Session 1103: Emotions in the Face and Body
Wednesday 12 July 2006, 11.15-12.45
|Meredith Cohen, Institute for Medieval Studies, University of Leeds / University of Oxford
|Smiling: Display of Emotions in Late Romanesque Sculpture
Index terms: Art History - General, Art History - Sculpture, Social History
|Emotion and Gesture in Byzantine Art of the Comnenian Period
Index terms: Art History - General, Byzantine Studies
|Beaming or Screaming: Emotion and Gesture in Images of the Last Judgment
Index terms: Art History - General, Art History - Painting, Art History - Sculpture
Abstract paper -a: In publications of medieval art history, the topic of laughter is often illustrated by famous sculptures of the first half of the 13th century, like the west portals of the Cathedral at Reims (France) or the Fürstenportal of the Cathedral at Bamberg (Germany). In this respect, the figures of the Pórtico de la Gloria in Santiago de Compostela (Spain), around 1188, which show emotions of ecstasies much earlier, are never considered. In fact it seems that the formula for the earliest sculptural representations of smiling were invented in Spain. The paper will focus on some examples for the new facial emotions in late romanesque art, which hark back to antique sculpture stylistically, and the reasons why this innovation occured under seemingly peripheral circumstances.
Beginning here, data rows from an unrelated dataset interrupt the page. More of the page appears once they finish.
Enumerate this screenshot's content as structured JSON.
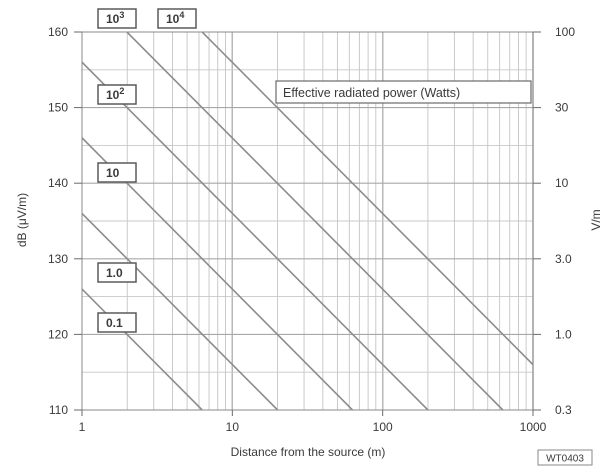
{
  "chart_data": {
    "type": "line",
    "title": "",
    "annotation": "Effective radiated power (Watts)",
    "xlabel": "Distance from the source (m)",
    "ylabel": "dB (μV/m)",
    "ylabel_right": "V/m",
    "x_scale": "log",
    "xlim": [
      1,
      1000
    ],
    "ylim": [
      110,
      160
    ],
    "grid": true,
    "x_ticks": [
      "1",
      "10",
      "100",
      "1000"
    ],
    "y_ticks": [
      "110",
      "120",
      "130",
      "140",
      "150",
      "160"
    ],
    "y_right_ticks": [
      "0.3",
      "1.0",
      "3.0",
      "10",
      "30",
      "100"
    ],
    "series": [
      {
        "label": "0.1",
        "label_sup": "",
        "x": [
          1,
          6.3
        ],
        "y": [
          126,
          110
        ]
      },
      {
        "label": "1.0",
        "label_sup": "",
        "x": [
          1,
          20
        ],
        "y": [
          136,
          110
        ]
      },
      {
        "label": "10",
        "label_sup": "",
        "x": [
          1,
          63
        ],
        "y": [
          146,
          110
        ]
      },
      {
        "label": "10",
        "label_sup": "2",
        "x": [
          1,
          200
        ],
        "y": [
          156,
          110
        ]
      },
      {
        "label": "10",
        "label_sup": "3",
        "x": [
          1.58,
          630
        ],
        "y": [
          162,
          110
        ]
      },
      {
        "label": "10",
        "label_sup": "4",
        "x": [
          5,
          1000
        ],
        "y": [
          162,
          116
        ]
      }
    ],
    "figure_code": "WT0403"
  }
}
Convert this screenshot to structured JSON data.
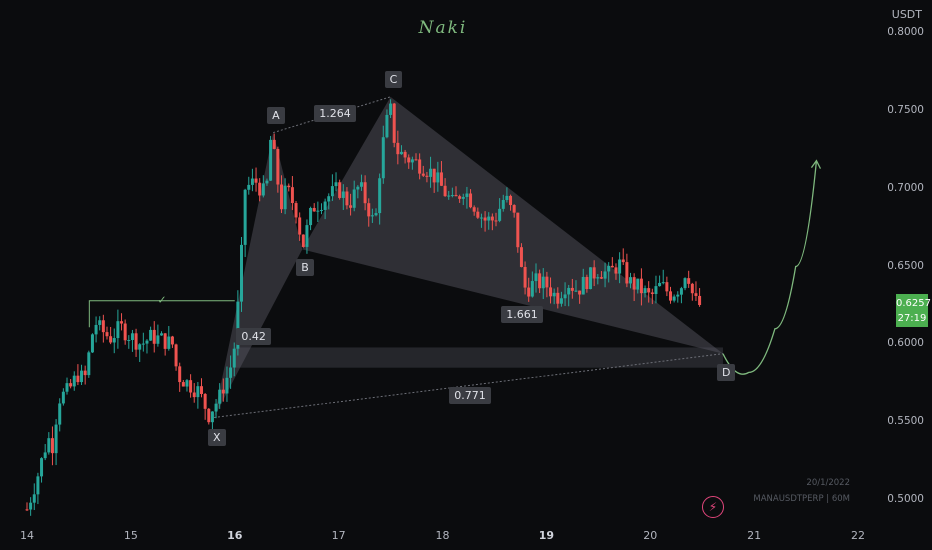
{
  "header": {
    "brand": "Naki",
    "unit": "USDT"
  },
  "price_label": {
    "price": "0.6257",
    "countdown": "27:19",
    "color": "#4caf50"
  },
  "watermark": {
    "date": "20/1/2022",
    "symbol": "MANAUSDTPERP | 60M"
  },
  "icons": {
    "bolt": "lightning-bolt-icon"
  },
  "colors": {
    "up": "#26a69a",
    "down": "#ef5350",
    "pattern_fill": "#5a5c66",
    "projection": "#7fb97e"
  },
  "chart_data": {
    "type": "candlestick",
    "title": "",
    "ylim": [
      0.49,
      0.81
    ],
    "y_ticks": [
      "0.8000",
      "0.7500",
      "0.7000",
      "0.6500",
      "0.6000",
      "0.5500",
      "0.5000"
    ],
    "x_ticks": [
      "14",
      "15",
      "16",
      "17",
      "18",
      "19",
      "20",
      "21",
      "22"
    ],
    "x_ticks_major": [
      "16",
      "19"
    ],
    "grid": false,
    "close_path": [
      [
        14.0,
        0.494
      ],
      [
        14.1,
        0.515
      ],
      [
        14.2,
        0.54
      ],
      [
        14.25,
        0.535
      ],
      [
        14.3,
        0.565
      ],
      [
        14.4,
        0.57
      ],
      [
        14.5,
        0.582
      ],
      [
        14.55,
        0.575
      ],
      [
        14.6,
        0.595
      ],
      [
        14.65,
        0.615
      ],
      [
        14.7,
        0.61
      ],
      [
        14.8,
        0.604
      ],
      [
        14.9,
        0.611
      ],
      [
        15.0,
        0.605
      ],
      [
        15.1,
        0.6
      ],
      [
        15.2,
        0.605
      ],
      [
        15.3,
        0.603
      ],
      [
        15.4,
        0.6
      ],
      [
        15.45,
        0.58
      ],
      [
        15.55,
        0.575
      ],
      [
        15.65,
        0.57
      ],
      [
        15.75,
        0.555
      ],
      [
        15.8,
        0.561
      ],
      [
        15.85,
        0.565
      ],
      [
        15.9,
        0.575
      ],
      [
        15.95,
        0.582
      ],
      [
        16.0,
        0.6
      ],
      [
        16.05,
        0.64
      ],
      [
        16.1,
        0.7
      ],
      [
        16.2,
        0.705
      ],
      [
        16.3,
        0.695
      ],
      [
        16.35,
        0.735
      ],
      [
        16.4,
        0.71
      ],
      [
        16.45,
        0.69
      ],
      [
        16.5,
        0.7
      ],
      [
        16.6,
        0.685
      ],
      [
        16.65,
        0.662
      ],
      [
        16.75,
        0.688
      ],
      [
        16.9,
        0.695
      ],
      [
        17.0,
        0.7
      ],
      [
        17.1,
        0.69
      ],
      [
        17.2,
        0.702
      ],
      [
        17.3,
        0.685
      ],
      [
        17.35,
        0.675
      ],
      [
        17.4,
        0.715
      ],
      [
        17.45,
        0.74
      ],
      [
        17.5,
        0.75
      ],
      [
        17.55,
        0.725
      ],
      [
        17.65,
        0.72
      ],
      [
        17.8,
        0.715
      ],
      [
        17.9,
        0.71
      ],
      [
        18.0,
        0.7
      ],
      [
        18.1,
        0.69
      ],
      [
        18.2,
        0.7
      ],
      [
        18.3,
        0.69
      ],
      [
        18.4,
        0.68
      ],
      [
        18.5,
        0.68
      ],
      [
        18.6,
        0.695
      ],
      [
        18.7,
        0.68
      ],
      [
        18.75,
        0.65
      ],
      [
        18.8,
        0.635
      ],
      [
        18.9,
        0.64
      ],
      [
        19.0,
        0.638
      ],
      [
        19.1,
        0.63
      ],
      [
        19.2,
        0.64
      ],
      [
        19.3,
        0.635
      ],
      [
        19.4,
        0.642
      ],
      [
        19.5,
        0.648
      ],
      [
        19.6,
        0.645
      ],
      [
        19.7,
        0.652
      ],
      [
        19.8,
        0.64
      ],
      [
        19.9,
        0.636
      ],
      [
        20.0,
        0.63
      ],
      [
        20.1,
        0.638
      ],
      [
        20.2,
        0.632
      ],
      [
        20.3,
        0.638
      ],
      [
        20.35,
        0.65
      ],
      [
        20.42,
        0.628
      ],
      [
        20.48,
        0.625
      ]
    ],
    "harmonic_points": [
      {
        "name": "X",
        "x": 15.8,
        "y": 0.553
      },
      {
        "name": "A",
        "x": 16.37,
        "y": 0.736
      },
      {
        "name": "B",
        "x": 16.65,
        "y": 0.661
      },
      {
        "name": "C",
        "x": 17.5,
        "y": 0.759
      },
      {
        "name": "D",
        "x": 20.7,
        "y": 0.594
      }
    ],
    "ratios": [
      {
        "label": "1.264",
        "x": 16.9,
        "y": 0.748
      },
      {
        "label": "0.42",
        "x": 16.15,
        "y": 0.605
      },
      {
        "label": "1.661",
        "x": 18.7,
        "y": 0.619
      },
      {
        "label": "0.771",
        "x": 18.2,
        "y": 0.567
      }
    ],
    "zones": [
      {
        "label": "✓",
        "from_x": 14.6,
        "to_x": 16.0,
        "y_top": 0.628,
        "y_bottom": 0.62
      },
      {
        "label": "",
        "from_x": 16.0,
        "to_x": 20.7,
        "y_top": 0.598,
        "y_bottom": 0.585
      }
    ],
    "projection": [
      [
        20.7,
        0.594
      ],
      [
        20.95,
        0.582
      ],
      [
        21.2,
        0.61
      ],
      [
        21.4,
        0.65
      ],
      [
        21.6,
        0.718
      ]
    ]
  }
}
Abstract paper -b: According to a statement made by Henry Maguire, 'it was in the depiction of emotion that Byzantine artists made some of their most influential and lasting contributions to the history of art'. In a number of important studies this scholar singled out a series of specific devices which were used by Byzantine artists to convey the emotions of their personages. These devices pertain mostly to the realm of iconography. My purpose is to study the depiction of emotion in Byzantine art of the late 11th and 12th centuries from the point of view of style. I intend to show how differently were treated emotions in works belonging to different stylistic tendencies of the period.
Abstract paper -c: Medieval eschatology foretells extremes of experience. A trumpeting angel summons people awkwardly clambering from graves in a glass medallion now in the Cluny. A man sitting on his open tomb in a tympanum at Freiburg earerly puts on his boots. A friar, king, pope, and deacon joyfully follow a beckoning angel climbing a ladder in a French ivory. Men being dragged off by demons in the Trinity Apocalypse show utter despair. These and many other scenes from a variety of media and regions are examined. Images of the Last Judgment comprise a treasure trove of emotion and gesture.